Geoff Smith, SCT Logistics managing director

The issue of single and continuous coastal shipping permits was raised by SCT Logistics in 2012 when federal government regulations surrounding these voyages were significantly relaxed. Figures provided by SCT show that in 2019 a total of 69,291 20ft equivalent containers (TEU) were moved around the Australian coastline under the permit system, a 465% increase on the 2012 figure.

The 2019 total is the equivalent of approximately five fully-loaded 1.8km-long double-stack freight trains per week on the east-west corridor.

With the disruption to global logistics chains, comparison of figures for Q1-Q3 in the 2020 and 2021 calendar years have shown a significant drop of 41% in the number of TEUs moved under the permit system.

SCT Logistics managing director, Mr Geoff Smith, says whilst his company has enjoyed greater volumes through the pandemic, operating costs and business risk have increased following the capitulation of the shipping lines. 

“I feel we’ve used this time well to lay the foundations for our future,” Smith says. “Clearly, the rail network is under capacity pressure as foreign shipping companies continue to drop domestic volumes in favour of more lucrative international markets. To the extent that rail’s current volume surge is artificial, customers have indicated they may well return to foreign shipping when capacity is available again. We are focussing our investment on existing customers and improved service levels.”

Generating rail capacity is capital intensive with the larger investment often in terminal capacity.
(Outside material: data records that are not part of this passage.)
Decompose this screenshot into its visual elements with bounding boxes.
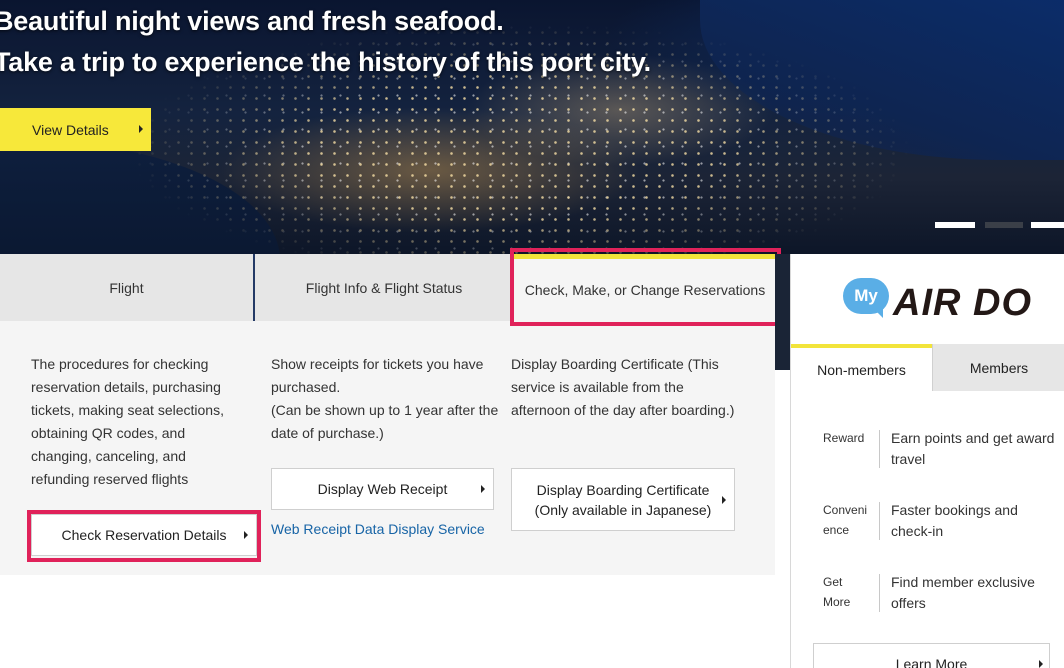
chevron-right-icon	[481, 485, 485, 493]
benefit-label-line1: Reward	[823, 431, 865, 445]
boarding-certificate-label-1: Display Boarding Certificate	[536, 481, 710, 498]
web-receipt-desc-main: Show receipts for tickets you have purch…	[271, 356, 484, 395]
carousel-indicator-2[interactable]	[985, 222, 1023, 228]
benefit-reward: Reward Earn points and get award travel	[791, 428, 1064, 470]
benefit-label: Conveni ence	[823, 500, 873, 540]
benefit-text: Faster bookings and check-in	[891, 502, 1018, 539]
tab-flight-info-status[interactable]: Flight Info & Flight Status	[255, 254, 513, 321]
benefit-label: Reward	[823, 428, 873, 448]
benefit-text: Earn points and get award travel	[891, 430, 1055, 467]
benefit-label-line1: Conveni	[823, 503, 868, 517]
benefit-divider	[879, 502, 880, 540]
hero-edge	[775, 254, 790, 370]
benefit-divider	[879, 574, 880, 612]
web-receipt-data-link[interactable]: Web Receipt Data Display Service	[271, 521, 485, 537]
check-reservation-description: The procedures for checking reservation …	[31, 356, 224, 487]
benefit-label: Get More	[823, 572, 873, 612]
check-reservation-details-label: Check Reservation Details	[61, 527, 227, 543]
reservations-panel: The procedures for checking reservation …	[0, 321, 775, 575]
hero-banner: Beautiful night views and fresh seafood.…	[0, 0, 1064, 254]
hero-city-lights	[0, 0, 1064, 254]
display-boarding-certificate-button[interactable]: Display Boarding Certificate (Only avail…	[511, 468, 735, 531]
tab-reservations[interactable]: Check, Make, or Change Reservations	[513, 254, 777, 321]
web-receipt-desc-note: (Can be shown up to 1 year after the dat…	[271, 402, 499, 441]
benefit-label-line2: ence	[823, 523, 850, 537]
chevron-right-icon	[722, 495, 726, 504]
chevron-right-icon	[244, 531, 248, 539]
web-receipt-description: Show receipts for tickets you have purch…	[271, 353, 506, 445]
benefit-text: Find member exclusive offers	[891, 574, 1035, 611]
airdo-wordmark: AIR DO	[893, 282, 1032, 324]
benefit-divider	[879, 430, 880, 468]
view-details-label: View Details	[32, 121, 109, 138]
tab-non-members[interactable]: Non-members	[791, 344, 932, 391]
learn-more-button[interactable]: Learn More	[813, 643, 1050, 668]
benefit-label-line1: Get	[823, 575, 843, 589]
main-tabs: Flight Flight Info & Flight Status Check…	[0, 254, 790, 321]
benefit-convenience: Conveni ence Faster bookings and check-i…	[791, 500, 1064, 542]
carousel-indicator-1[interactable]	[935, 222, 975, 228]
tab-flight[interactable]: Flight	[0, 254, 253, 321]
boarding-certificate-label-2: (Only available in Japanese)	[534, 501, 712, 518]
display-web-receipt-label: Display Web Receipt	[317, 481, 448, 497]
hero-headline-1: Beautiful night views and fresh seafood.	[0, 6, 504, 36]
benefit-get-more: Get More Find member exclusive offers	[791, 572, 1064, 614]
carousel-indicator-3[interactable]	[1031, 222, 1064, 228]
check-reservation-details-button[interactable]: Check Reservation Details	[31, 514, 257, 556]
display-web-receipt-button[interactable]: Display Web Receipt	[271, 468, 494, 510]
view-details-button[interactable]: View Details	[0, 108, 151, 151]
membership-tabs: Non-members Members	[791, 344, 1064, 391]
benefit-label-line2: More	[823, 595, 851, 609]
chevron-right-icon	[139, 125, 143, 133]
chevron-right-icon	[1039, 660, 1043, 668]
my-airdo-logo[interactable]: My AIR DO	[843, 278, 1031, 328]
boarding-certificate-description: Display Boarding Certificate (This servi…	[511, 356, 735, 418]
my-airdo-panel: My AIR DO Non-members Members Reward Ear…	[790, 254, 1064, 668]
tab-members[interactable]: Members	[932, 344, 1064, 391]
speech-bubble-tail	[873, 308, 883, 318]
learn-more-label: Learn More	[895, 656, 968, 668]
hero-headline-2: Take a trip to experience the history of…	[0, 47, 651, 77]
Out of a total committed investment of $A 200m, SCT will be investing $A 80m to expand capacity at most of its rail terminals.

“Our investment programme also includes 12 new locomotives, along with new rolling stock,” Smith says. “We have also invested recently in bringing our fleet maintenance and engineering facilities in-house which has brought about improvements in locomotive performance and reliability.”

The question remains as to whether the Australian rail industry has the ability to capitalise on these recent gains and retain them once shipping and logistics patterns return to pre-pandemic norms?

Conflicting transport policies of both the federal and state governments also continue to be major obstacles for the industry to overcome.

Road transport continues to benefit from government largesse with heavier and longer truck limits frequently approved without any sustainable increase in road user charges.

Rail vs road and sea

In the last two years approval has been given for the roll-out of 105-tonne, 36.5m-long B-Quad road trains on selected routes, while elsewhere 42m, B-triple road trains, with a gross combination mass of 82.5 tonnes, have been approved for the run to Western Australia.

The New South Wales government only recently approved the use of 36.5m long road trains to operate over 1000km of the Newell Highway, which parallels the planned Inland Rail route for much of its length.

The coastal shipping policy that continues to be promoted by the federal government is also totally at odds with its own $A 14.3bn investment in the Melbourne - Brisbane Inland Rail project.

The Rail Tram and Bus Union (RTBU) says that the federal Department for Infrastructure, Transport and Regional Development has prepared a discussion paper that recommends even further relaxation of the rules surrounding the single and continuous voyage permit system.

“If inter-state containerised freight services along the east-west corridor and Inland Rail are undermined by unfair competition from foreign shippers, then these rail lines will wind up as stranded assets for the federal government, and Australia’s domestic transport security will be outside our control,” says RTBU national secretary, Mr Mark Diamond.

This viewpoint is shared by Mr Peter Smith, owner and founder of SCT Logistics, who is very concerned about the Australian government’s transport policy. “We’ve been advising rail authorities and governments for years of the threat posed by the coastal shipping policy,” Smith says. “No other country in the world allows international ships to decimate their domestic landside logistics companies. The advantage of free access on sea and avoidance of paying taxes in Australia is a policy that if it remains unchecked, could eventually push freight trains to the west out of existence.”